Ali Howell is a massage therapist and a college student. But on Saturday night, the 26-year-old brunette was a human sushi platter.

Naked under two roses and a large daisy placed you-know-where, she lay still for more than an hour as people plucked raw fish off her body at Temple, the downtown Minneapolis restaurant that held its inaugural naked sushi party this weekend. Read it all here.

Friday, March 07, 2008

How sweet it is

One of my favorite things in life is real-time confirmation of my long held beliefs about liberals in general and dems in particular. This election season is giving me lots of examples. For example, the state democrat parties of Florida and Michigan thought that moving their primaries up would give them a greater voice than if they waited. The national party geniuses could not abide such free-lancing, so they imposed penalties on the states which the candidates all rushed to endorse and now they have a mess which one could have predicted simply because liberals usually find that their results are opposite stated intentions. Late primaries are now having more influence than early ones, the party punishment of Florida and Michigan is far worse than the transgression demanded, and there is no pain-free remedy of the situation. Just delicious.

Thursday, March 06, 2008

Equal opportunity baby killing

There were nebulous accounts out there that Obama had opposed a bill which would have protected a baby which survived an abortion attempt. There is a federal law which bans the practice of simply throwing the baby in a trash can to die or actively killing it. The logic of opposing this law by Obama has finally been explained. So, if the following is accurate, Barack Obama thinks that if it is legal to kill one child it is legal to kill them all and vice versa.

In March 2001, Obama was the sole speaker in opposition to the bill on the floor of the Illinois Senate. He said: "We're saying they are persons entitled to the kinds of protections provided to a child, a 9-month child delivered to term. I mean, it would essentially bar abortions, because the equal-protection clause does not allow somebody to kill a child." So according to Obama, "they," babies who survive abortions or any other preterm newborns, should be permitted to be killed because giving legal protection to preterm newborns would have the effect of banning all abortions.



Tuesday, March 04, 2008

Oops!!!

Who uttered the following sage voter advice? Senator Obama? No. It was Bill Clinton in 2004.

“… if one candidate is trying to scare you, and the other one is trying to make you think, if one candidate’s appealing to your fears, and the other one’s appealing to your hopes. You better vote for the person who wants you to think and hope.”


Another Quiz

Here is an article reporting that the former Mayor of Newark, NJ is going on trial for fraud and stuff like that.

This is an open book quiz. Read the article very carefully and then decide which political party Mayor James belongs to.

Monday, March 03, 2008

Bad Science, Worse Politics

At a town hall meeting Friday in Texas, Sen. John McCain, R-Ariz., declared that "there’s strong evidence" that thimerosal, a mercury-based preservative that was once in many childhood vaccines, is responsible for the increased diagnoses of autism in the U.S. -- a position in stark contrast with the view of the medical establishment.

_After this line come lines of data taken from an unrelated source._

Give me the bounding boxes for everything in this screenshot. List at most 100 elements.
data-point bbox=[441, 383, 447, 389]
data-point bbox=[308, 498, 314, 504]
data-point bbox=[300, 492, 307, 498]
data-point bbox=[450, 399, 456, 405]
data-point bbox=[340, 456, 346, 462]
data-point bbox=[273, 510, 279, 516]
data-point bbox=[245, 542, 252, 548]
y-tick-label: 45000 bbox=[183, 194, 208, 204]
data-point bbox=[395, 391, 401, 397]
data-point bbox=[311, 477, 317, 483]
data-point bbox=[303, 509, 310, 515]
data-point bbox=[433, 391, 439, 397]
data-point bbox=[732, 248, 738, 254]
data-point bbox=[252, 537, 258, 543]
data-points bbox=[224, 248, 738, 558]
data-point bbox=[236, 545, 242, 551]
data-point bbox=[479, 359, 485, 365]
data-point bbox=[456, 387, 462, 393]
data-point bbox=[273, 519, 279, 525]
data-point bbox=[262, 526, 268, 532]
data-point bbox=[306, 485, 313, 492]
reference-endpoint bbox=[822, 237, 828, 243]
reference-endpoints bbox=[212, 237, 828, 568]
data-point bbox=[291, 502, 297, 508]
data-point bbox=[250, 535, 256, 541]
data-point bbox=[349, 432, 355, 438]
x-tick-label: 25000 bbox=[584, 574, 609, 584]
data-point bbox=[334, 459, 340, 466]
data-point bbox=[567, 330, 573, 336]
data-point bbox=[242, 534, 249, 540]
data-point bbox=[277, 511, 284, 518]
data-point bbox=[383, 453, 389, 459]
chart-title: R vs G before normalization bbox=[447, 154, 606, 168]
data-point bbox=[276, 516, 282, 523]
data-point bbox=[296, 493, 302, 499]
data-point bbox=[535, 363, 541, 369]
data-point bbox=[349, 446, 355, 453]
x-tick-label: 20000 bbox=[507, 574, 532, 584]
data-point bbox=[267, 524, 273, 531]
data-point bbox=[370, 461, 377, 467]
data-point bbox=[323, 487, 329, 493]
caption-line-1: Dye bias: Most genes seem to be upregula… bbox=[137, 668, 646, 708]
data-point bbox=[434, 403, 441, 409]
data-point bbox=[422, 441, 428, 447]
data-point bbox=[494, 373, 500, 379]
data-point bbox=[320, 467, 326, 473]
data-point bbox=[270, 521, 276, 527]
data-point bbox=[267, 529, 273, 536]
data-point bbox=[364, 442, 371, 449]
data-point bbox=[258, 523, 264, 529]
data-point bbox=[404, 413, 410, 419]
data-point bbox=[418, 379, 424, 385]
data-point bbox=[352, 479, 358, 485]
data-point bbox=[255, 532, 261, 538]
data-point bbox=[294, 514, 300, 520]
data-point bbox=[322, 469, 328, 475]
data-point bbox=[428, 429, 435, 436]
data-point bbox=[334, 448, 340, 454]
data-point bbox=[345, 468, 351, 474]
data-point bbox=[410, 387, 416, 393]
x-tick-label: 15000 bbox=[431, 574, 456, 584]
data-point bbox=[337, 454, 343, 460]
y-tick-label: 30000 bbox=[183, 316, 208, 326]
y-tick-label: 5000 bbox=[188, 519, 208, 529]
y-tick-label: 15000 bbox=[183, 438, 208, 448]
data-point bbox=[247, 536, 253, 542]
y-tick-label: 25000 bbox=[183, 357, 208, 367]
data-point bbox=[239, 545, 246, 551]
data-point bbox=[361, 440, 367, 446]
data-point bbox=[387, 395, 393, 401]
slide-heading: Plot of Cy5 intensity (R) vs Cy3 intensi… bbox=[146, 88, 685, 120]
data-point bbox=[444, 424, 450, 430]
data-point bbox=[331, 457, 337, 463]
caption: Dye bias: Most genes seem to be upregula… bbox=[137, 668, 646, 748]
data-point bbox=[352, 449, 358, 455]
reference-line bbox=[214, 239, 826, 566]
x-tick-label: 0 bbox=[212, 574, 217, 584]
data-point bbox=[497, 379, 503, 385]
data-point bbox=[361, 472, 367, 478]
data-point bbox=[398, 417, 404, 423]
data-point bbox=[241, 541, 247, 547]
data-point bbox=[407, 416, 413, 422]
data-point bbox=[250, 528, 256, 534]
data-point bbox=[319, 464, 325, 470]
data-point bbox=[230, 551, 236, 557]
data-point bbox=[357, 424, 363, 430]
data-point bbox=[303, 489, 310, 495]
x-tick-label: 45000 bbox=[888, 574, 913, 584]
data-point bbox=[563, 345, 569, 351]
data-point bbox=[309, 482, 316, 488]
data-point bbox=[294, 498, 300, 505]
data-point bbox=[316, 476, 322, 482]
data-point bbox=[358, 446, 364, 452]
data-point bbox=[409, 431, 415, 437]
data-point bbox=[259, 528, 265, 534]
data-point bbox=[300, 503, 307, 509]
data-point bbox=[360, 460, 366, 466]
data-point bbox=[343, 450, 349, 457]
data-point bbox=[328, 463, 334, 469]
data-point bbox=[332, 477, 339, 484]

McCain said, per ABC News' Bret Hovell, that "It’s indisputable that (autism) is on the rise amongst children, the question is what’s causing it. And we go back and forth and there’s strong evidence that indicates that it’s got to do with a preservative in vaccines."

Overwhelmingly the "credible scientists," at least as the government and the medical establishment so ordain them, side against McCain's view.

Moreover, those scientists and organizations fear that powerful people lending credence to the thimerosal theory could dissuade parents from getting their children immunized -- which in their view would lead to a very real health crisis.

By 2001, thimerosal had been removed from all childhood vaccinations. If thimerosal in vaccines had been a significant cause of autism, the effects of the removal in the form of diminished diagnoses would have been evident by now. There is no such diminution.

You have to remember that McCain has also bought into anthropogenic influence on global warming. Really sad.